Critical Essays Contrast in Pickwick Papers

 

Contrast is the most important literary device in the novel. It is more important than comedy, sentiment, and nightmare because it includes each of these modes. We have seen how Dickens plays each of these methods against the others in a complementary way.

Dickens defines his characters through dramatic contrasts, by having them collide. In the collisions they reveal their essence. Mr. Pickwick stands at the center of the novel in a moral sense: everyone else is measured against him. Through these multiple contrasts we get a fully developed portrait of Mr. Pickwick: his attitudes toward women, friends, scoundrels, defeated enemies, mercenary marriages, disinterested love, travel, liquor, good food, and pretense.

The result of Dickens' thoroughgoing use of contrast was to develop a method for exploring his themes, a method he would use in novel after novel with increasing success.

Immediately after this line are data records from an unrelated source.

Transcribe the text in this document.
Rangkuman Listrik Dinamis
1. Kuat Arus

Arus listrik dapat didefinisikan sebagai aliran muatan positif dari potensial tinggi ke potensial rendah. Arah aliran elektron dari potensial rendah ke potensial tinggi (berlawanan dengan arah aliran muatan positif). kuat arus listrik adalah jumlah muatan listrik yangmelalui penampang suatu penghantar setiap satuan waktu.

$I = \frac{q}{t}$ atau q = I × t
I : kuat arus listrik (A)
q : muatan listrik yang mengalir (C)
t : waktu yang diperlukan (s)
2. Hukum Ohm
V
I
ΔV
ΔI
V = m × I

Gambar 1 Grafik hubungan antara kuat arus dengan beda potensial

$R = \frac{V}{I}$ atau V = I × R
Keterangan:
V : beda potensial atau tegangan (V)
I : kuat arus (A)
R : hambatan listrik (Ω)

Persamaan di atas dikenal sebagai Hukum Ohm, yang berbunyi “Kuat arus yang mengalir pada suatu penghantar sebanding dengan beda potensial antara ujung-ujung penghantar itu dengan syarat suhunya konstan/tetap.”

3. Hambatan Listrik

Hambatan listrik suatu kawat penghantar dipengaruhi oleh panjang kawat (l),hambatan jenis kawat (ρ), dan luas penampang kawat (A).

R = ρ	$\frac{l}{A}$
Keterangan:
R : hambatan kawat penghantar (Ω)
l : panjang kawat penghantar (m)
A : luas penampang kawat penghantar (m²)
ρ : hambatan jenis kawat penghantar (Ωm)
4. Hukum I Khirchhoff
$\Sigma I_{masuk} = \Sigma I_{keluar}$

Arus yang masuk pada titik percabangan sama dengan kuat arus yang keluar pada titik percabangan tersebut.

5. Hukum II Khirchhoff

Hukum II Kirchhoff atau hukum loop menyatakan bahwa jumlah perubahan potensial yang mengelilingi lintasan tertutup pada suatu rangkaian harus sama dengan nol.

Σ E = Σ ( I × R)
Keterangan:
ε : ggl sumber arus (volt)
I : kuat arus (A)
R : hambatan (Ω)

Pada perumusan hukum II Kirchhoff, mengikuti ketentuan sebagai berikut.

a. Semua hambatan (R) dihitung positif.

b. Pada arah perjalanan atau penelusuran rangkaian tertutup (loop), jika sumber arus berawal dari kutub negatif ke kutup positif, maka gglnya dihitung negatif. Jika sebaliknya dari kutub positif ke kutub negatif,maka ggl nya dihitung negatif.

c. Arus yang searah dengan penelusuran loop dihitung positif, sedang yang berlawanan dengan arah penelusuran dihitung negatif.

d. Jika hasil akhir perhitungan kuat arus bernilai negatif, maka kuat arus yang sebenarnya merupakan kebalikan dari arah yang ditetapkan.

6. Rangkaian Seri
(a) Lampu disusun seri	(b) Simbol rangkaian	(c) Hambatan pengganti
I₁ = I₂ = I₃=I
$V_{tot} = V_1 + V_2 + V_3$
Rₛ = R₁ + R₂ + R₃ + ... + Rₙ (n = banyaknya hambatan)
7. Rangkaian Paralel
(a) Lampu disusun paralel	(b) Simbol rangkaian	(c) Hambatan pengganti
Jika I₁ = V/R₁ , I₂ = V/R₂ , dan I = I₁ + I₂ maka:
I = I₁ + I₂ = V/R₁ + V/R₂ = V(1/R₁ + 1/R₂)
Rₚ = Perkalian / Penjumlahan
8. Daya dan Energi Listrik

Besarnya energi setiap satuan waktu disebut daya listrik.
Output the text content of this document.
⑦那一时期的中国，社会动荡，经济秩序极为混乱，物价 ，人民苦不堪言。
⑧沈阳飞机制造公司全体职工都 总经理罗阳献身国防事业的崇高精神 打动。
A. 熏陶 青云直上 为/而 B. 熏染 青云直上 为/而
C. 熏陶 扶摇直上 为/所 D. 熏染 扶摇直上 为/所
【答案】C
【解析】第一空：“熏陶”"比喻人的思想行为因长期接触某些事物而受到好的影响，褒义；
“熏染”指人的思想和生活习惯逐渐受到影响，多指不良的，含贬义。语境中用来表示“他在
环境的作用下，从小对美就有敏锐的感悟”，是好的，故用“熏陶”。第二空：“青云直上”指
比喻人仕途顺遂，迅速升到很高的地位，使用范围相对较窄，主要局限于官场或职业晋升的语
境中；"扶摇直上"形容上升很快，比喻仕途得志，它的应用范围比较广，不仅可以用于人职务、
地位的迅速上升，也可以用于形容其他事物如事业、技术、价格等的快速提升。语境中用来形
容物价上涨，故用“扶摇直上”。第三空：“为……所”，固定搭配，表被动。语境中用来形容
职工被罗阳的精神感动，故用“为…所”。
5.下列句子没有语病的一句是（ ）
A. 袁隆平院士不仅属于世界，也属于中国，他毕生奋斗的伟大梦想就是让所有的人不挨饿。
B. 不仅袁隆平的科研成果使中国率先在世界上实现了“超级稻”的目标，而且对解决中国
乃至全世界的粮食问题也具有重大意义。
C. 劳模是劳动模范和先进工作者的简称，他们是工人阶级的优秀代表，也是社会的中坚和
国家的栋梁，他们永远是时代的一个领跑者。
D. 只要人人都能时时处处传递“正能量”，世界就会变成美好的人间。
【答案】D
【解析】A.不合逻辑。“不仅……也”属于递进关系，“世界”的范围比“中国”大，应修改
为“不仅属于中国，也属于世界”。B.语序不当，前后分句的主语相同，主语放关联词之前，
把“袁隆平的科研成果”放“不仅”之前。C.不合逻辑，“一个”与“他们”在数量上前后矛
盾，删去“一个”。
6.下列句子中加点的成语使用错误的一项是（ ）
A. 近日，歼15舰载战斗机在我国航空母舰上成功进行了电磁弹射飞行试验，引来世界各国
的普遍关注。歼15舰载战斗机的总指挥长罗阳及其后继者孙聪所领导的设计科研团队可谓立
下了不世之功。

By using characters to reflect various facets of an idea, Dickens found he could develop his fictional ideas in depth. This method is analogical; it creates a fictional world that is coherent because it is based on some central idea or metaphor. Shakespeare and Tolstoy also used this method extensively.

Dickens took this basic relationship and developed it into a moral spectrum ranging from the near-perfect Pickwick to the bestial characters of the interpolated tales — from the good Sam Weller to the dissipated Bob Sawyer and Ben Allen. Mr. Pickwick and Sam Weller would lack definition if they had not been tested against these other types. No matter how outrageous Dickens may be in his caricatures, he has developed a very sound method for giving his novels reality, subtlety, and depth.